PM News
By Kazeem Ugbodaga
President Muhammadu Buhari and his vice, Prof. Yemi Osinbajo will receive their COVID-19 vaccines publicly on Saturday.
This was disclosed by the Executive Director, National Primary Health Care Development Agency (NPHCDA), Dr. Faisal Shuaib on Thursday at a news conference in Abuja.
He said the agency would launch the national COVID-19 vaccination campaign on Friday at the National Hospital, Abuja, with Frontline health workers to receive the AstraZeneca vaccine first.
“On Saturday, the plan is to Vaccinate Mr. President and the Vice President and strategic leaders, to demonstrate vaccine safety to the public,” he said.
He said States have requirements and obligations to fulfill before the COVID vaccines would be released to them.
Shuaib stated that they have to demonstrate that they have taken steps to ensure proper storage, security, among others.
“First and most important, the people we are prioritizing for the Covid-19 vaccination are the frontline health workers, who have sacrificed for the country in the last one year,” he said.
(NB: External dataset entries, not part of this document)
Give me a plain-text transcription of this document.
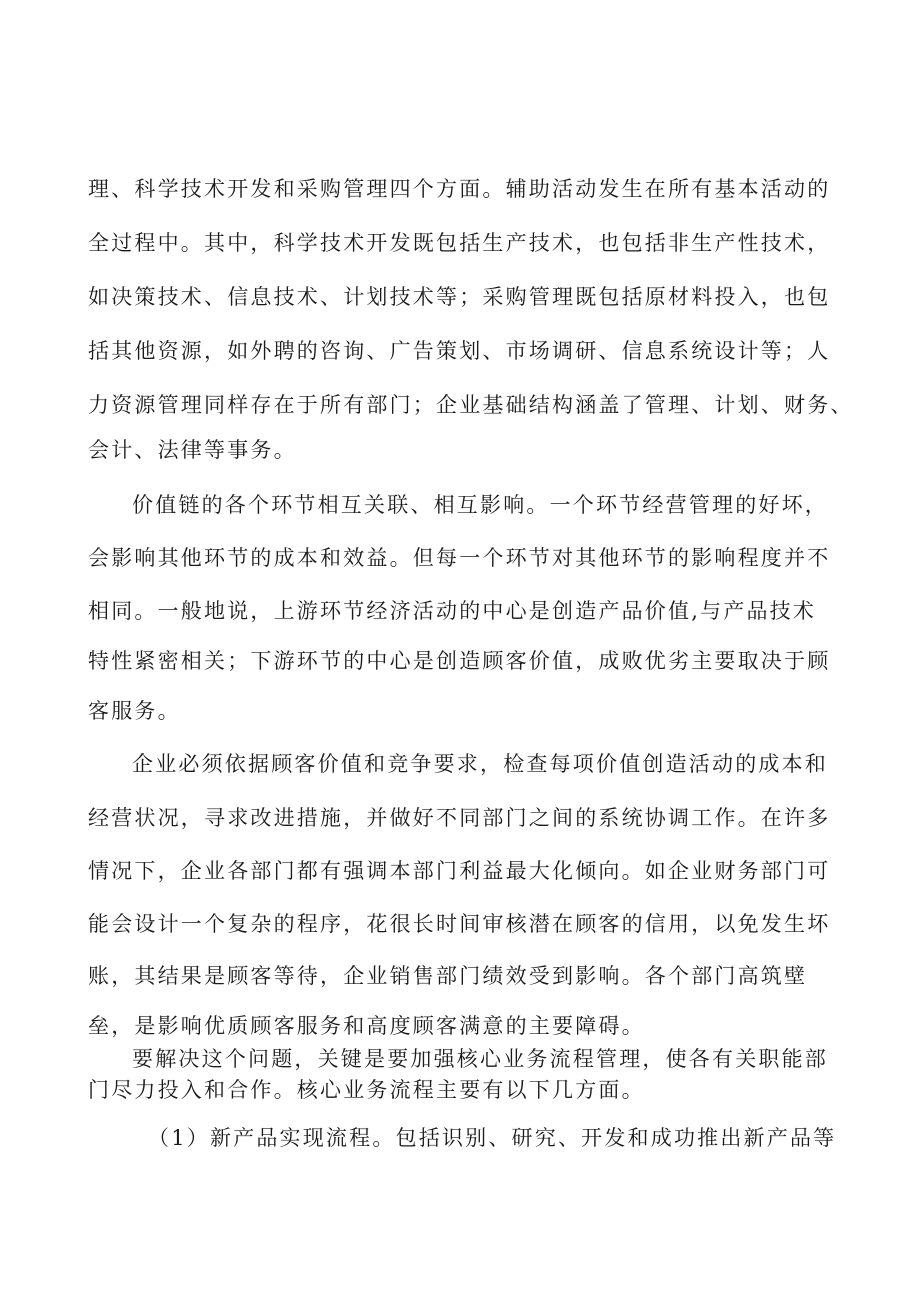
理、科学技术开发和采购管理四个方面。辅助活动发生在所有基本活动的
全过程中。其中，科学技术开发既包括生产技术，也包括非生产性技术，
如决策技术、信息技术、计划技术等；采购管理既包括原材料投入，也包
括其他资源，如外聘的咨询、广告策划、市场调研、信息系统设计等；人
力资源管理同样存在于所有部门；企业基础结构涵盖了管理、计划、财务、
会计、法律等事务。
价值链的各个环节相互关联、相互影响。一个环节经营管理的好坏，
会影响其他环节的成本和效益。但每一个环节对其他环节的影响程度并不
相同。一般地说，上游环节经济活动的中心是创造产品价值,与产品技术
特性紧密相关；下游环节的中心是创造顾客价值，成败优劣主要取决于顾
客服务。
企业必须依据顾客价值和竞争要求，检查每项价值创造活动的成本和
经营状况，寻求改进措施，并做好不同部门之间的系统协调工作。在许多
情况下，企业各部门都有强调本部门利益最大化倾向。如企业财务部门可
能会设计一个复杂的程序，花很长时间审核潜在顾客的信用，以免发生坏
账，其结果是顾客等待，企业销售部门绩效受到影响。各个部门高筑壁
垒，是影响优质顾客服务和高度顾客满意的主要障碍。
要解决这个问题，关键是要加强核心业务流程管理，使各有关职能部
门尽力投入和合作。核心业务流程主要有以下几方面。
（1）新产品实现流程。包括识别、研究、开发和成功推出新产品等
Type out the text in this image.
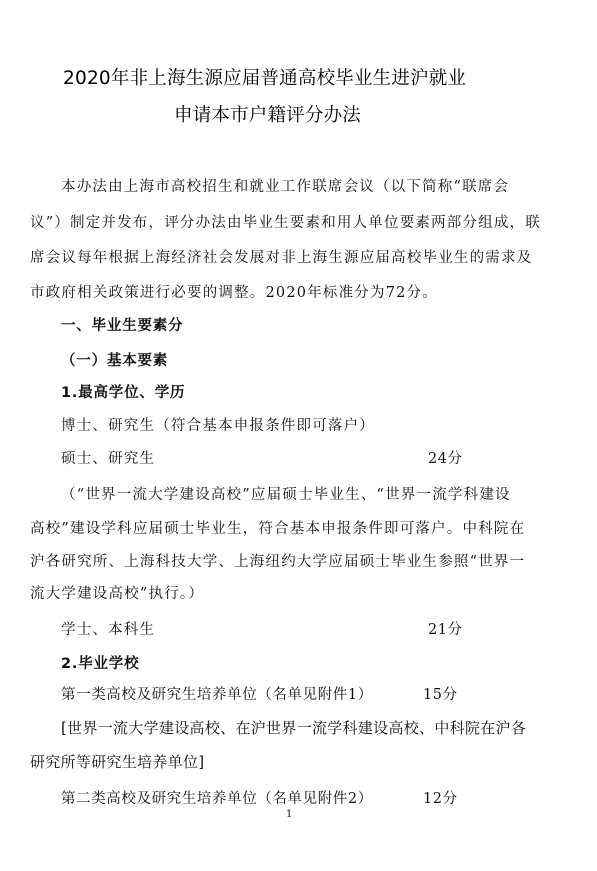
2020年非上海生源应届普通高校毕业生进沪就业
申请本市户籍评分办法
本办法由上海市高校招生和就业工作联席会议（以下简称“联席会
议”）制定并发布，评分办法由毕业生要素和用人单位要素两部分组成，联
席会议每年根据上海经济社会发展对非上海生源应届高校毕业生的需求及
市政府相关政策进行必要的调整。2020年标准分为72分。
一、毕业生要素分
（一）基本要素
1.最高学位、学历
博士、研究生（符合基本申报条件即可落户）
硕士、研究生	24分
（“世界一流大学建设高校”应届硕士毕业生、“世界一流学科建设
高校”建设学科应届硕士毕业生，符合基本申报条件即可落户。中科院在
沪各研究所、上海科技大学、上海纽约大学应届硕士毕业生参照“世界一
流大学建设高校”执行。）
学士、本科生	21分
2.毕业学校
第一类高校及研究生培养单位（名单见附件1）	15分
[世界一流大学建设高校、在沪世界一流学科建设高校、中科院在沪各
研究所等研究生培养单位]
第二类高校及研究生培养单位（名单见附件2）	12分
1
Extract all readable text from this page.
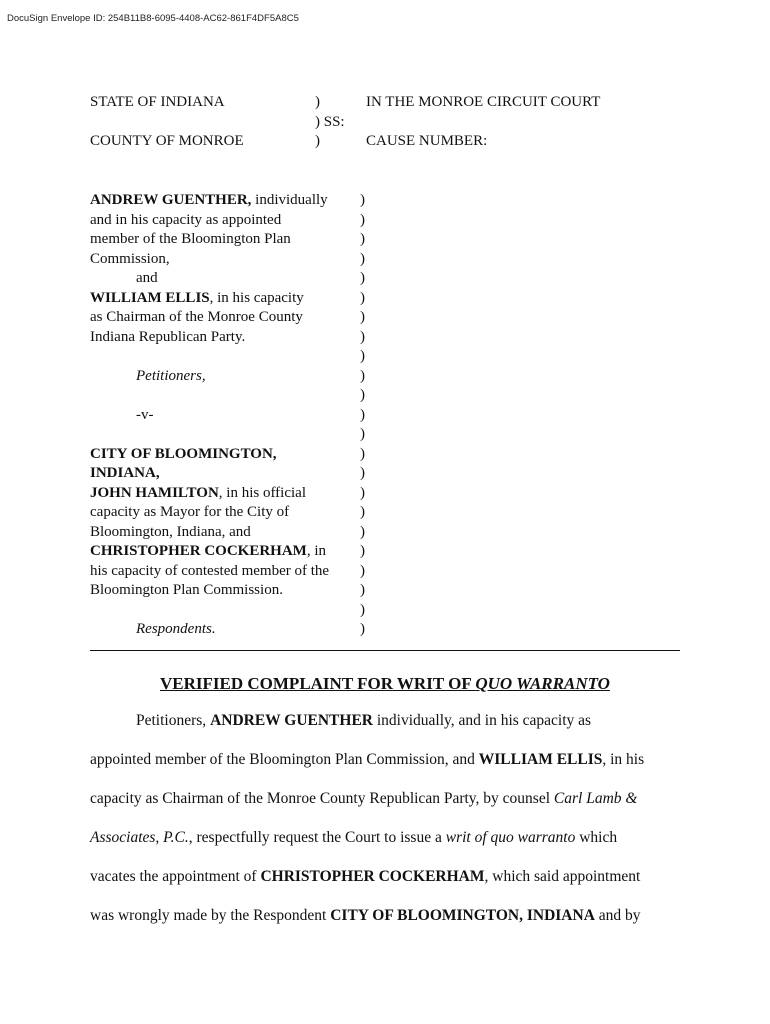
DocuSign Envelope ID: 254B11B8-6095-4408-AC62-861F4DF5A8C5
STATE OF INDIANA
COUNTY OF MONROE
)
) SS:
)
IN THE MONROE CIRCUIT COURT
CAUSE NUMBER:
ANDREW GUENTHER, individually
and in his capacity as appointed
member of the Bloomington Plan
Commission,
and
WILLIAM ELLIS, in his capacity
as Chairman of the Monroe County
Indiana Republican Party.
Petitioners,
-v-
CITY OF BLOOMINGTON,
INDIANA,
JOHN HAMILTON, in his official
capacity as Mayor for the City of
Bloomington, Indiana, and
CHRISTOPHER COCKERHAM, in
his capacity of contested member of the
Bloomington Plan Commission.
Respondents.
)
)
)
)
)
)
)
)
)
)
)
)
)
)
)
)
)
)
)
)
)
)
)
VERIFIED COMPLAINT FOR WRIT OF QUO WARRANTO
Petitioners, ANDREW GUENTHER individually, and in his capacity as
appointed member of the Bloomington Plan Commission, and WILLIAM ELLIS, in his
capacity as Chairman of the Monroe County Republican Party, by counsel Carl Lamb &
Associates, P.C., respectfully request the Court to issue a writ of quo warranto which
vacates the appointment of CHRISTOPHER COCKERHAM, which said appointment
was wrongly made by the Respondent CITY OF BLOOMINGTON, INDIANA and by
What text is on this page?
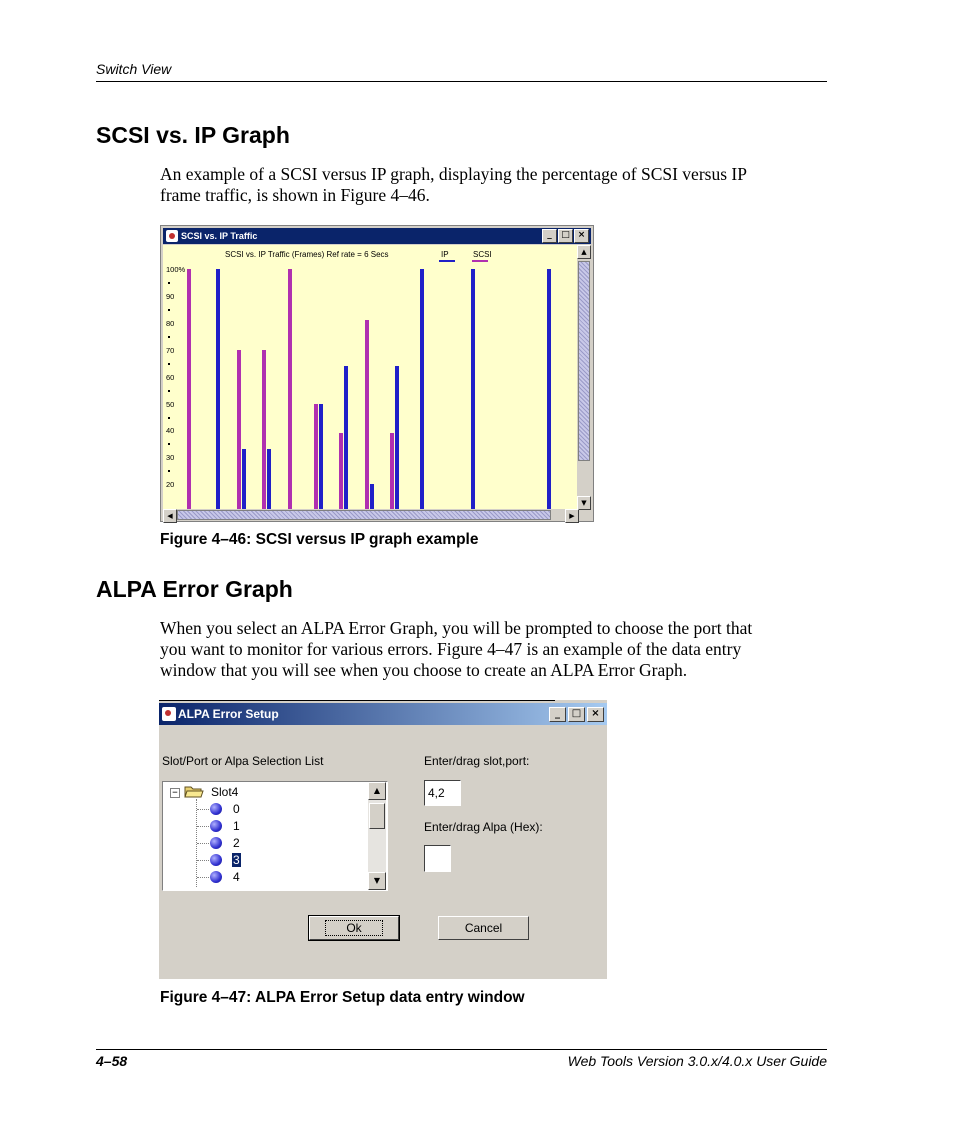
Switch View
SCSI vs. IP Graph
An example of a SCSI versus IP graph, displaying the percentage of SCSI versus IP
frame traffic, is shown in Figure 4–46.
SCSI vs. IP Traffic	_	□ ×
SCSI vs. IP Traffic (Frames) Ref rate = 6 Secs	IP	SCSI
100%
90
80
70
60
50
40
30
20
▲
▼
◀	▶
Figure 4–46: SCSI versus IP graph example
ALPA Error Graph
When you select an ALPA Error Graph, you will be prompted to choose the port that
you want to monitor for various errors. Figure 4–47 is an example of the data entry
window that you will see when you choose to create an ALPA Error Graph.
ALPA Error Setup	_	□	×
Slot/Port or Alpa Selection List
−	Slot4
0
1
2
3
4
▲
▼
Enter/drag slot,port:
4,2
Enter/drag Alpa (Hex):
Ok	Cancel
Figure 4–47: ALPA Error Setup data entry window
4–58	Web Tools Version 3.0.x/4.0.x User Guide
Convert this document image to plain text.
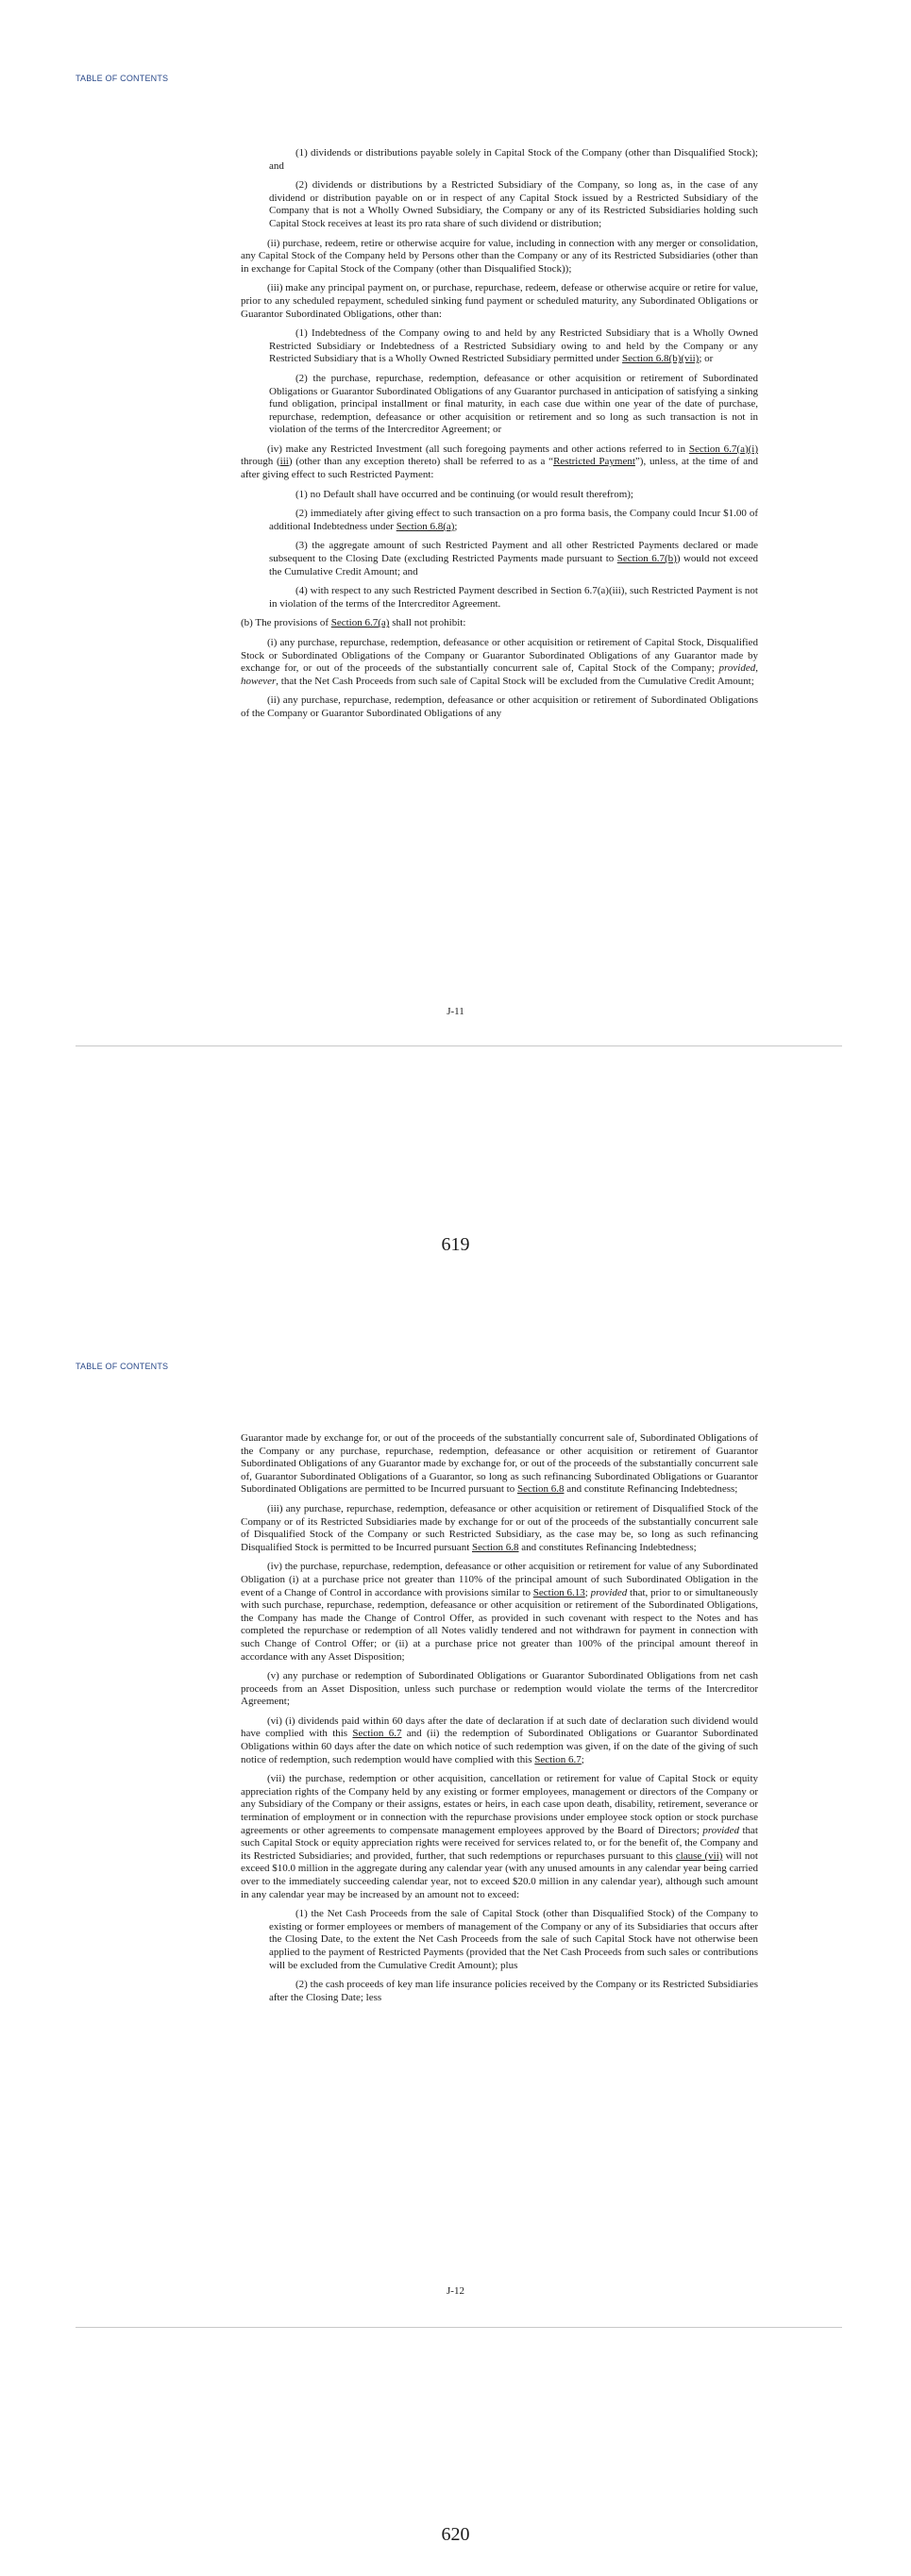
TABLE OF CONTENTS

(1) dividends or distributions payable solely in Capital Stock of the Company (other than Disqualified Stock); and

(2) dividends or distributions by a Restricted Subsidiary of the Company, so long as, in the case of any dividend or distribution payable on or in respect of any Capital Stock issued by a Restricted Subsidiary of the Company that is not a Wholly Owned Subsidiary, the Company or any of its Restricted Subsidiaries holding such Capital Stock receives at least its pro rata share of such dividend or distribution;

(ii) purchase, redeem, retire or otherwise acquire for value, including in connection with any merger or consolidation, any Capital Stock of the Company held by Persons other than the Company or any of its Restricted Subsidiaries (other than in exchange for Capital Stock of the Company (other than Disqualified Stock));

(iii) make any principal payment on, or purchase, repurchase, redeem, defease or otherwise acquire or retire for value, prior to any scheduled repayment, scheduled sinking fund payment or scheduled maturity, any Subordinated Obligations or Guarantor Subordinated Obligations, other than:

(1) Indebtedness of the Company owing to and held by any Restricted Subsidiary that is a Wholly Owned Restricted Subsidiary or Indebtedness of a Restricted Subsidiary owing to and held by the Company or any Restricted Subsidiary that is a Wholly Owned Restricted Subsidiary permitted under Section 6.8(b)(vii); or

(2) the purchase, repurchase, redemption, defeasance or other acquisition or retirement of Subordinated Obligations or Guarantor Subordinated Obligations of any Guarantor purchased in anticipation of satisfying a sinking fund obligation, principal installment or final maturity, in each case due within one year of the date of purchase, repurchase, redemption, defeasance or other acquisition or retirement and so long as such transaction is not in violation of the terms of the Intercreditor Agreement; or

(iv) make any Restricted Investment (all such foregoing payments and other actions referred to in Section 6.7(a)(i) through (iii) (other than any exception thereto) shall be referred to as a “Restricted Payment”), unless, at the time of and after giving effect to such Restricted Payment:

(1) no Default shall have occurred and be continuing (or would result therefrom);

(2) immediately after giving effect to such transaction on a pro forma basis, the Company could Incur $1.00 of additional Indebtedness under Section 6.8(a);

(3) the aggregate amount of such Restricted Payment and all other Restricted Payments declared or made subsequent to the Closing Date (excluding Restricted Payments made pursuant to Section 6.7(b)) would not exceed the Cumulative Credit Amount; and

(4) with respect to any such Restricted Payment described in Section 6.7(a)(iii), such Restricted Payment is not in violation of the terms of the Intercreditor Agreement.

(b) The provisions of Section 6.7(a) shall not prohibit:

(i) any purchase, repurchase, redemption, defeasance or other acquisition or retirement of Capital Stock, Disqualified Stock or Subordinated Obligations of the Company or Guarantor Subordinated Obligations of any Guarantor made by exchange for, or out of the proceeds of the substantially concurrent sale of, Capital Stock of the Company; provided, however, that the Net Cash Proceeds from such sale of Capital Stock will be excluded from the Cumulative Credit Amount;

(ii) any purchase, repurchase, redemption, defeasance or other acquisition or retirement of Subordinated Obligations of the Company or Guarantor Subordinated Obligations of any

J-11
619
TABLE OF CONTENTS

Guarantor made by exchange for, or out of the proceeds of the substantially concurrent sale of, Subordinated Obligations of the Company or any purchase, repurchase, redemption, defeasance or other acquisition or retirement of Guarantor Subordinated Obligations of any Guarantor made by exchange for, or out of the proceeds of the substantially concurrent sale of, Guarantor Subordinated Obligations of a Guarantor, so long as such refinancing Subordinated Obligations or Guarantor Subordinated Obligations are permitted to be Incurred pursuant to Section 6.8 and constitute Refinancing Indebtedness;

(iii) any purchase, repurchase, redemption, defeasance or other acquisition or retirement of Disqualified Stock of the Company or of its Restricted Subsidiaries made by exchange for or out of the proceeds of the substantially concurrent sale of Disqualified Stock of the Company or such Restricted Subsidiary, as the case may be, so long as such refinancing Disqualified Stock is permitted to be Incurred pursuant Section 6.8 and constitutes Refinancing Indebtedness;

(iv) the purchase, repurchase, redemption, defeasance or other acquisition or retirement for value of any Subordinated Obligation (i) at a purchase price not greater than 110% of the principal amount of such Subordinated Obligation in the event of a Change of Control in accordance with provisions similar to Section 6.13; provided that, prior to or simultaneously with such purchase, repurchase, redemption, defeasance or other acquisition or retirement of the Subordinated Obligations, the Company has made the Change of Control Offer, as provided in such covenant with respect to the Notes and has completed the repurchase or redemption of all Notes validly tendered and not withdrawn for payment in connection with such Change of Control Offer; or (ii) at a purchase price not greater than 100% of the principal amount thereof in accordance with any Asset Disposition;

(v) any purchase or redemption of Subordinated Obligations or Guarantor Subordinated Obligations from net cash proceeds from an Asset Disposition, unless such purchase or redemption would violate the terms of the Intercreditor Agreement;

(vi) (i) dividends paid within 60 days after the date of declaration if at such date of declaration such dividend would have complied with this Section 6.7 and (ii) the redemption of Subordinated Obligations or Guarantor Subordinated Obligations within 60 days after the date on which notice of such redemption was given, if on the date of the giving of such notice of redemption, such redemption would have complied with this Section 6.7;

(vii) the purchase, redemption or other acquisition, cancellation or retirement for value of Capital Stock or equity appreciation rights of the Company held by any existing or former employees, management or directors of the Company or any Subsidiary of the Company or their assigns, estates or heirs, in each case upon death, disability, retirement, severance or termination of employment or in connection with the repurchase provisions under employee stock option or stock purchase agreements or other agreements to compensate management employees approved by the Board of Directors; provided that such Capital Stock or equity appreciation rights were received for services related to, or for the benefit of, the Company and its Restricted Subsidiaries; and provided, further, that such redemptions or repurchases pursuant to this clause (vii) will not exceed $10.0 million in the aggregate during any calendar year (with any unused amounts in any calendar year being carried over to the immediately succeeding calendar year, not to exceed $20.0 million in any calendar year), although such amount in any calendar year may be increased by an amount not to exceed:

(1) the Net Cash Proceeds from the sale of Capital Stock (other than Disqualified Stock) of the Company to existing or former employees or members of management of the Company or any of its Subsidiaries that occurs after the Closing Date, to the extent the Net Cash Proceeds from the sale of such Capital Stock have not otherwise been applied to the payment of Restricted Payments (provided that the Net Cash Proceeds from such sales or contributions will be excluded from the Cumulative Credit Amount); plus

(2) the cash proceeds of key man life insurance policies received by the Company or its Restricted Subsidiaries after the Closing Date; less

J-12
620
Also speaking, Director General, Nigerian Centre for Disease Control, NCDC, Dr. Chikwe Ihekweazu, said “today is exactly one year and five days since we identified our first Covid-19 case in Nigeria. With the leadership of Mr. President, Nigeria has actually mounted a very robust response to this pandemic.
“As much as vaccines provide some very important light, the response has to continue – testing, surveillance, protecting health workers, investing in national health security, driving risk communications, etc.”
Ihekweazu said there would be new variants of the Covid-19 virus, saying that Brazil did not identify a new variant by chance, but because they looked for it, adding that Nigeria must and would be similarly deliberate and proactive.
Minister of Health, Dr. Osagie Ehanire said vaccines were an addition to the existing response, not a replacement, saying that “we are not buying vaccines from private sources. It’s too risky. We will only procure from the 3 sources I mentioned earlier: COVAX, AVATT, Bilateral Agreements.”
“We have at least 2 vaccine candidates in Nigeria, but they need resources for clinical trials, & we’re trying to support them in that regard. It will take some time. We are also considering producing existing vaccines locally, under license.
“It is in Nigeria’s interest for not only the entire country to be vaccinated, but also for our neighbouring countries to be vaccinated, because of the free movement protocol. As the WHO has said: No one is safe until everyone is safe,” he said.
Director General, NAFDAC, Prof. Mojisola Adeyeye, speaking on Nigeria’s vaccine approval process, said “We depend on the work done by other national drug regulatory agencies, but we also have to look at our own local context and peculiarities. Emphasis on Quality, Safety, Efficacy.
“Falsified Covid vaccines are already in the global market. That’s why NAFDAC is focusing on track-and-trace, to ensure no infiltration of substandard vaccines in supply chain. Traceability is very important; we can trace the vaccines from airport to the patient.”